No caso do sonho, também, somos tomados pelo convincente «realismo» daquilo que sonhamos, porque a elaboração das imagens passa-se no cérebro e não na retina ou nos impulsos nervosos que conduzem as mensagens ao cérebro. Caso contrário, só poderíamos sonhar «imagens» geradas e transmitidas, nesse momento, pelos órgãos dos sentidos respectivos.
A elaboração da realidade, cujos contornos possam ser apreendidos por várias pessoas ao mesmo tempo, não é coincidente. Isto mostra que não existe olhar «objectivo». 
Várias pessoas descrevem -com toda a sinceridade -  aquilo que vêem, ouvem, etc. e as descrições, normalmente, não são coincidentes, por vezes mesmo profundamente contraditórias entre si. A realidade não pode ser «matéria de consenso entre pares», entre testemunhas do mesmo fenómeno. 
O que origina as ondas (sejam electromagnéticas, sejam doutro tipo) existe, ou pode existir, como entidade independente do(s) observador(es). Porém, a interacção das ondas referidas com as «máquinas de captação do sinal» (sejam elas órgãos dos sentidos, sejam máquinas colocadas para detectar o referido sinal) não existe - obviamente - na ausência de detectores. 
A questão, debatida longamente durante séculos, se a realidade é ou não exterior ao observador, se persiste quando o observador não está, ou se manifesta na ausência de um ser que capte a informação emitida pelo objecto, parece-me obsoleta, num certo sentido. Parece-me permanecer como formulação defeituosa do modo como descrevemos o percurso da informação, desde os referidos objectos até à mente: 
Se a captação do sinal é que é - no final de contas - a «sensação», necessariamente ela supõe a presença do ser capaz de realizar tal captação. 
Afinal de contas, será impossível uma captação «objectiva», pois o sinal, mesmo quando captado por máquinas, não é mais do que uma tradução, seguida de interpretação. Haverá sempre perda de informação de um suporte (ou tipo de vibração), na passagem para outro. Além disso, no outro extremo existe sempre alguém, aquele que obtém e interpreta os dados registados pela máquina. 

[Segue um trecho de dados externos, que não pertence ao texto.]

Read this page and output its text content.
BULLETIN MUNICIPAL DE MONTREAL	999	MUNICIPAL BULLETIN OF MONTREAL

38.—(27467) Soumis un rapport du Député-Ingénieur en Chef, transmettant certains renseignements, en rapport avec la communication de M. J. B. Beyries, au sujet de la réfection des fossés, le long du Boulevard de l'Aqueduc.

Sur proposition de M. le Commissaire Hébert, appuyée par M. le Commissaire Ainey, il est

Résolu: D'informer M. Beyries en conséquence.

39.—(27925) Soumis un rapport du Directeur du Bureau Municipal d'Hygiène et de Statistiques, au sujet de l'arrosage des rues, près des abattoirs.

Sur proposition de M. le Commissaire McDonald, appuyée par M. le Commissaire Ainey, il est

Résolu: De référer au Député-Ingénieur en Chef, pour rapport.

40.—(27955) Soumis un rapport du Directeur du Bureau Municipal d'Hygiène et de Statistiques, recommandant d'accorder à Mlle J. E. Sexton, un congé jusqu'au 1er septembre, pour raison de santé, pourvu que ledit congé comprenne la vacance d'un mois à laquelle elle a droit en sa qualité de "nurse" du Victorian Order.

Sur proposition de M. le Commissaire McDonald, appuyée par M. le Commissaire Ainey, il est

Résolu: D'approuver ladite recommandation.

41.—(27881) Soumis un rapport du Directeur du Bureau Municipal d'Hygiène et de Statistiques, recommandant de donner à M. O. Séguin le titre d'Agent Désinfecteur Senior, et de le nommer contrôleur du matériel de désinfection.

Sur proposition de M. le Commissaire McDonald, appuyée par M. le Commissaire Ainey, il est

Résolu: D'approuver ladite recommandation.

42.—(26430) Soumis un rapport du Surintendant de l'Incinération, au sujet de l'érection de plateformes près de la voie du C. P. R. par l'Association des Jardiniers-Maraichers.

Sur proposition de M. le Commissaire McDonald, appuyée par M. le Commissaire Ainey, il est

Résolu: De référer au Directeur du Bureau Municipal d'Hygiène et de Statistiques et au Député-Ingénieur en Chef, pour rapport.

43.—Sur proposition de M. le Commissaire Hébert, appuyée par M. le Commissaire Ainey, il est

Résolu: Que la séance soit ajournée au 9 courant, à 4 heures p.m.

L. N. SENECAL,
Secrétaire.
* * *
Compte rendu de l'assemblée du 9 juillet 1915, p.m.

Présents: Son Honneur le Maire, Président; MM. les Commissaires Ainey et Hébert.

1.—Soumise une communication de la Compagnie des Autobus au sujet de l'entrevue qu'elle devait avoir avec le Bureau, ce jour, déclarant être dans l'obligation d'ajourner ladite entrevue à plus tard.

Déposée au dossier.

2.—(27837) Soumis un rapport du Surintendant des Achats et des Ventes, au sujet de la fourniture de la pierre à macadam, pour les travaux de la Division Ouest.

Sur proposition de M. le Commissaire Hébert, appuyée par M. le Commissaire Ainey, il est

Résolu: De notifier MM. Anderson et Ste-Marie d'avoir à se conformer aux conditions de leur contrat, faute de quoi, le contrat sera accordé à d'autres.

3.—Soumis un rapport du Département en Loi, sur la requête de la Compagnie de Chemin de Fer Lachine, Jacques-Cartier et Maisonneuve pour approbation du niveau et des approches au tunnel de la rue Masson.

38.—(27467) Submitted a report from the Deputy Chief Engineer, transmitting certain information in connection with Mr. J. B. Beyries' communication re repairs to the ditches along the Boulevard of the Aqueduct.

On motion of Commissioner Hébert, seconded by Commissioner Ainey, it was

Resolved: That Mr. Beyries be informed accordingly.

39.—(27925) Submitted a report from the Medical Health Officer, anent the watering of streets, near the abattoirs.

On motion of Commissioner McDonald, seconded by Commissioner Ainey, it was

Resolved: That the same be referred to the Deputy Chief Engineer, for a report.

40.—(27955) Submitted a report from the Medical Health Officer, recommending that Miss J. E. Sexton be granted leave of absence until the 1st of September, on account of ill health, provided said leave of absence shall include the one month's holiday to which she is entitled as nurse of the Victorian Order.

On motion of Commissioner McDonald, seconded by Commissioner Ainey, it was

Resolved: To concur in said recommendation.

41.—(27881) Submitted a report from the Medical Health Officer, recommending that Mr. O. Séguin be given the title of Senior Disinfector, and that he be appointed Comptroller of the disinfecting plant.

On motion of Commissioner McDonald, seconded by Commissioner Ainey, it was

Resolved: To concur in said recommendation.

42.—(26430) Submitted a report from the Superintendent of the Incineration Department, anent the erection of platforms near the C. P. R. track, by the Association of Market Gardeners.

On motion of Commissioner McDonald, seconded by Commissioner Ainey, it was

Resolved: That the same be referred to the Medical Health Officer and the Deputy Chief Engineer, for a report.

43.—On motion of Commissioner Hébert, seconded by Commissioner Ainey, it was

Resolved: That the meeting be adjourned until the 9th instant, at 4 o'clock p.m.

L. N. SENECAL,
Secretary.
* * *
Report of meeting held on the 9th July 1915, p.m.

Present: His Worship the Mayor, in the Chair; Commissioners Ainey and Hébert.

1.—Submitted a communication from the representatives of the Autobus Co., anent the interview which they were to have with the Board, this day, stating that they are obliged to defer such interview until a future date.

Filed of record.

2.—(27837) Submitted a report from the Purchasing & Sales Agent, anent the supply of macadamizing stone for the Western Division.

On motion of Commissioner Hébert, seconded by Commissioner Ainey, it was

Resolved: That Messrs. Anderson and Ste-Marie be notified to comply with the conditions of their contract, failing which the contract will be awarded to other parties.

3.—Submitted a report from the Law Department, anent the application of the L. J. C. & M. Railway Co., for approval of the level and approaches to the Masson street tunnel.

A análise do problema leva-me a formular a hipótese que se pode referir como «Realismo Não-Ingénuo». Assumo que estejamos - afinal de contas - a teorizar, explicita ou implicitamente, o seguinte:
- Temos uma teoria sobre a emissão de energia dos corpos, sobre as ondas, de vária natureza, intensidade e comprimento que atravessam o espaço
- Temos uma teoria sobre a captação das mesmas ondas pelos órgãos dos sentidos, o mesmo é dizer descrição fisiológica dos órgãos e fenómenos da sensação.  
- Temos uma teoria sobre a maneira como o nosso cérebro,  o nosso «eu», constrói uma informação, partindo da impulsão do exterior, mas que não é só isso. Por outras palavras, não é o mero impulso nervoso que conduz o sinal da referida informação, vinda de fora, é muito mais que isso.

Nada mal! ... Se o leitor tiver estas referidas teorias bem arrumadas, ao efectuar a sua abordagem sobre os fenómenos da mente e da interacção desta com o «mundo», com «a realidade». São imensamente complexas e dinâmicas, as áreas da ciência cujos resultados participam na elaboração das referidas teorias.

Pessoalmente, prefiro dizer que não possuo teorias nenhumas sobre os referidos aspectos da questão. 
Quanto muito, vou captando algumas «dicas», aqui e ali, em artigos científicos, que eventualmente permitirão que especialistas elaborem teorias novas, ou melhorem as existentes. 
Fico contente, pois assim o meu pensamento é enriquecido por tais contributos.